Il écrasa sa cigarette, se leva, et la salua d’une inclinaison de tête presque formelle — un geste qui contrastait avec la décontraction de sa tenue et qui, pour cette raison, était plus inquiétant qu’un geste menaçant.
— Bonne nuit, dit-il. Les étoiles de Kaboul sont décidément imphotographiables.
Il disparut dans l’hôtel. Shirin resta assise. L’air de la nuit lui parut soudain plus froid, ou peut-être était-ce elle qui avait froid, cette sorte de froid intérieur qui vient quand on comprend que les choses sont plus compliquées qu’on ne le croyait, que les gens sont plus opaques, que l’hôtel où l’on croyait être en sécurité est un lieu traversé de courants souterrains, de questions, de présences qui ne sont pas ce qu’elles semblent.
Elle remonta dans sa chambre. Arnaud dormait toujours.
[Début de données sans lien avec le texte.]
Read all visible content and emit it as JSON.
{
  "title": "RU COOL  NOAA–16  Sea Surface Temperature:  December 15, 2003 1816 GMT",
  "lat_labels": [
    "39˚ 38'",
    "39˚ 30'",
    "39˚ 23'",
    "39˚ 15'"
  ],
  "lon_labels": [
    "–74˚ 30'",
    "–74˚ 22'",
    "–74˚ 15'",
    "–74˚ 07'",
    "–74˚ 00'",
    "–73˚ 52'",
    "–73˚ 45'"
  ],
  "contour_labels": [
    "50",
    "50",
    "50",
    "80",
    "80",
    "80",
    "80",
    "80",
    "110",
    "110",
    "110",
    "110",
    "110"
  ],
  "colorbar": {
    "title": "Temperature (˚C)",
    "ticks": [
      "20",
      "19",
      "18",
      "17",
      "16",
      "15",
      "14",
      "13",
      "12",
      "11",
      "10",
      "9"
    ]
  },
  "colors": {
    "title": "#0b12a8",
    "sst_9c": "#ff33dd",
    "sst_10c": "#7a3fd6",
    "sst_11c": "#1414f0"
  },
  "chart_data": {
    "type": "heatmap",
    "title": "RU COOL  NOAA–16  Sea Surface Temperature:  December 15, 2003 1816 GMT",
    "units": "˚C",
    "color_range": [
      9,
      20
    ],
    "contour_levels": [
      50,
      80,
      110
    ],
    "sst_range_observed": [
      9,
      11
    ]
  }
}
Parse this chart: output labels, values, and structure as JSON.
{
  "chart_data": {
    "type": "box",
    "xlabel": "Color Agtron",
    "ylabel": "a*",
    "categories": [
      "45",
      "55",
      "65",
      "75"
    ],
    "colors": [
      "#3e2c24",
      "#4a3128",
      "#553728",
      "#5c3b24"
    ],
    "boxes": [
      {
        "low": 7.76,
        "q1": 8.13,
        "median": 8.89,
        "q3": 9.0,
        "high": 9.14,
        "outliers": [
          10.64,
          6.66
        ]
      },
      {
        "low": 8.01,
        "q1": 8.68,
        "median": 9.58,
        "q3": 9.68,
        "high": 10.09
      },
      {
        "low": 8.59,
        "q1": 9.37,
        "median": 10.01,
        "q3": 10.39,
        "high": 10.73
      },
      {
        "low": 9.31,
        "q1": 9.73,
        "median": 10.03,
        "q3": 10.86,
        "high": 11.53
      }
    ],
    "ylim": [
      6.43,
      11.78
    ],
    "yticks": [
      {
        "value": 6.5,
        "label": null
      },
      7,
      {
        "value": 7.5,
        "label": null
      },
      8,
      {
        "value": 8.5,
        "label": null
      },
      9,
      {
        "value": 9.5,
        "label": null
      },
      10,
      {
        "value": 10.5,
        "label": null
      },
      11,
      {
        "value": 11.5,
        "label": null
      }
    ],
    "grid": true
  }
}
Elle se glissa sous le drap à côté de lui, sentit la chaleur de son corps, cette chaleur animale et simple qui est la seule vérité du désir, et ferma les yeux.
Dans son sommeil, Arnaud murmura un mot. En français. Un mot qu’elle ne comprit pas — peut-être un nom, peut-être rien, peut-être le résidu d’un rêve qui n’avait rien à voir avec elle, avec Kaboul, avec cette chambre au deuxième étage du Kabul Grand Hotel où deux personnes qui n’auraient pas dû se trouver ensemble dormaient dans le même lit pendant que dehors, au-dessus des montagnes, les étoiles afghanes continuaient de brûler avec une indifférence magnifique.